I have noticed a while ago that Google started changing title tags of my sites in the serps. It’s been going on for quite sometime but I have never figured out why.
Well, Barry Schwartz posted about it here which explains this behavior a little bit, but I wanted to test things out myself so I can maybe tell you why this is happening.
For example, my blog Affhelper.com used to have the following title:
“How To Make Money Online – Real Ways That Work”
But if you searched Google for the query “Affhelper” or “Affhelper.com” my title tag would be changed to just “Affhelper.com”.

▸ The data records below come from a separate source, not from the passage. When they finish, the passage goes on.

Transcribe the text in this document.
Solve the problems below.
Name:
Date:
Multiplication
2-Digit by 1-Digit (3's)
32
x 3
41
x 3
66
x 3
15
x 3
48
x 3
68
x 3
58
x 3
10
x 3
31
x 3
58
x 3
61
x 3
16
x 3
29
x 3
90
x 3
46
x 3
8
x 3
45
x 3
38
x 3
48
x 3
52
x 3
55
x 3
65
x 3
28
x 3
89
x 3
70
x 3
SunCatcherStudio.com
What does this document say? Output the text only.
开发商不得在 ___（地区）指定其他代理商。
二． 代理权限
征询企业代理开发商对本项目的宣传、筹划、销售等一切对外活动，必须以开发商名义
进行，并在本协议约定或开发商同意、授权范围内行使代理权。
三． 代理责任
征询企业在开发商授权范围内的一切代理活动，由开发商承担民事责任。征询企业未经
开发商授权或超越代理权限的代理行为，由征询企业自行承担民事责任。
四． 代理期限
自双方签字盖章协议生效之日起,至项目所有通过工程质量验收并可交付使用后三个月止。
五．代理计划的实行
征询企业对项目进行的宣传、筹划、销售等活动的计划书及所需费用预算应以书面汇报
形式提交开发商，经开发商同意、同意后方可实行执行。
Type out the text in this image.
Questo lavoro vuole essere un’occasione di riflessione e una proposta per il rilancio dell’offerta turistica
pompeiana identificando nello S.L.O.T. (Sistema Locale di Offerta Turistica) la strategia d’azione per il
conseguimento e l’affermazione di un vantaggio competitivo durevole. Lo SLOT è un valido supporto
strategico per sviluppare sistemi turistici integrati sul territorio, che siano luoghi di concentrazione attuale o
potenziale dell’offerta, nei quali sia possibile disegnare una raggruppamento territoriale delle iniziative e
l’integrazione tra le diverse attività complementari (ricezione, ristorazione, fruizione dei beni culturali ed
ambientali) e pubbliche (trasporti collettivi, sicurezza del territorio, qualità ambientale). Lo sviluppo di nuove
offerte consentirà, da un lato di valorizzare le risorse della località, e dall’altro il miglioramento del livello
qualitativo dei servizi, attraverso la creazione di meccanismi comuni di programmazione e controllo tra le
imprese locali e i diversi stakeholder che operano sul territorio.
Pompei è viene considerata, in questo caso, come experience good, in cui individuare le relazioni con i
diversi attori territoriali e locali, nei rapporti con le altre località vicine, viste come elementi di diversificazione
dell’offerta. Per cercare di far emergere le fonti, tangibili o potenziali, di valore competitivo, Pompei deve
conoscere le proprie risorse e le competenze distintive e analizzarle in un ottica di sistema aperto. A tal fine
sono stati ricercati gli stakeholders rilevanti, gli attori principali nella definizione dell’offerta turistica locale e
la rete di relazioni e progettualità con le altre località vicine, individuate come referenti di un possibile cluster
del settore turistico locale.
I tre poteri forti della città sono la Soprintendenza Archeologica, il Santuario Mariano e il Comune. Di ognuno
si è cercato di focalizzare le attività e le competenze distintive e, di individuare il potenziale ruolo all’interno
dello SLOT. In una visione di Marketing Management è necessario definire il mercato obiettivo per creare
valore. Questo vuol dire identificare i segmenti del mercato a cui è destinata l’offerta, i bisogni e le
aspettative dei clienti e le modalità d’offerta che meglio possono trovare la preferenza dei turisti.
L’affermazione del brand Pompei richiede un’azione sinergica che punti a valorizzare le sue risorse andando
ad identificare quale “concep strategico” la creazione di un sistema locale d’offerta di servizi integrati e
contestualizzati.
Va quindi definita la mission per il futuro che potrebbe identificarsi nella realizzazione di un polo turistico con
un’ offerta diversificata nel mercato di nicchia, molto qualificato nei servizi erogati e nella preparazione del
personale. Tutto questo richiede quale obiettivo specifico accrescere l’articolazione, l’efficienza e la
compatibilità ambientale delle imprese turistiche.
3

It was a bit annoying to be honest. I thought that maybe Google is pulling this title from some web directory (Maybe Dmoz Or Yahoo), but I wasn’t quite sure about that.
Anyway, here is another example.
John Chow uses the following title for his blog:
“I Make Money Online By Telling People How I Make Money Online”
His title actually shows up in the serps the way it’s supposed to if you search for some of his main keywords.
But if you search for the query “JohnChow” or “JohnChow.com” the title tag of his homepage is changed.
I decided to play around with this because I wanted to know why Google would do this. For a while I couldn’t figure it out, but then I thought that maybe Google is trying to give us a hint here.
They are all about branding now and they want you to build a brand not some website that is simply riding the wave because of optimized title tags for some specific keyword phrase.
Of course, you should tell Google what your page is about but if they think there is a better title for your page they will use that instead.
So how can you change this behavior and make sure that Google uses some of the keywords you want in your title tags?
Well, I went ahead and did a test by changing my homepage title tag to this:
“Affhelper.com – Make Money Online The Smart Way”
Took some time for Google to actually update my title because my blog is still under their unnatural link penalty but when they finally did Google started using the new title tag instead.
So now if you search for “Affhelper” or “Affhelper.com” you will get served my new title as shown in the image above.
I think that if JohnChow changed his title meta tags to include “JohnChow.com” at the beginning and possibly shortened it a bit, Google would serve the new title instead of changing it.
The question is do you really care? Is it really such a big deal? For John it might not be because his brand is already big and he has a large following, plus he is a stubborn marketer 🙂 But for someone who needs the extra boost in the serps it might be a good idea to start writing your titles a bit differently.
It’s definitely something to think about but it’s not really a big deal to me. The thing is that if someone searches for the keywords you want to rank for Google will still use your original title (for the most part).
From my observation they only change it if someone searches for a different similar query but your page is still somewhat relevant.
When Google started doing this earlier this year a lot of webmasters panicked. Some even blamed loss of their search engine rankings because of their titles being changed. I don’t think that’s what is happening here and in my opinion it won’t have a huge effect on your performance in the serps.
Anyway, just thought I would show you that you can still control what Google shows for your brand queries.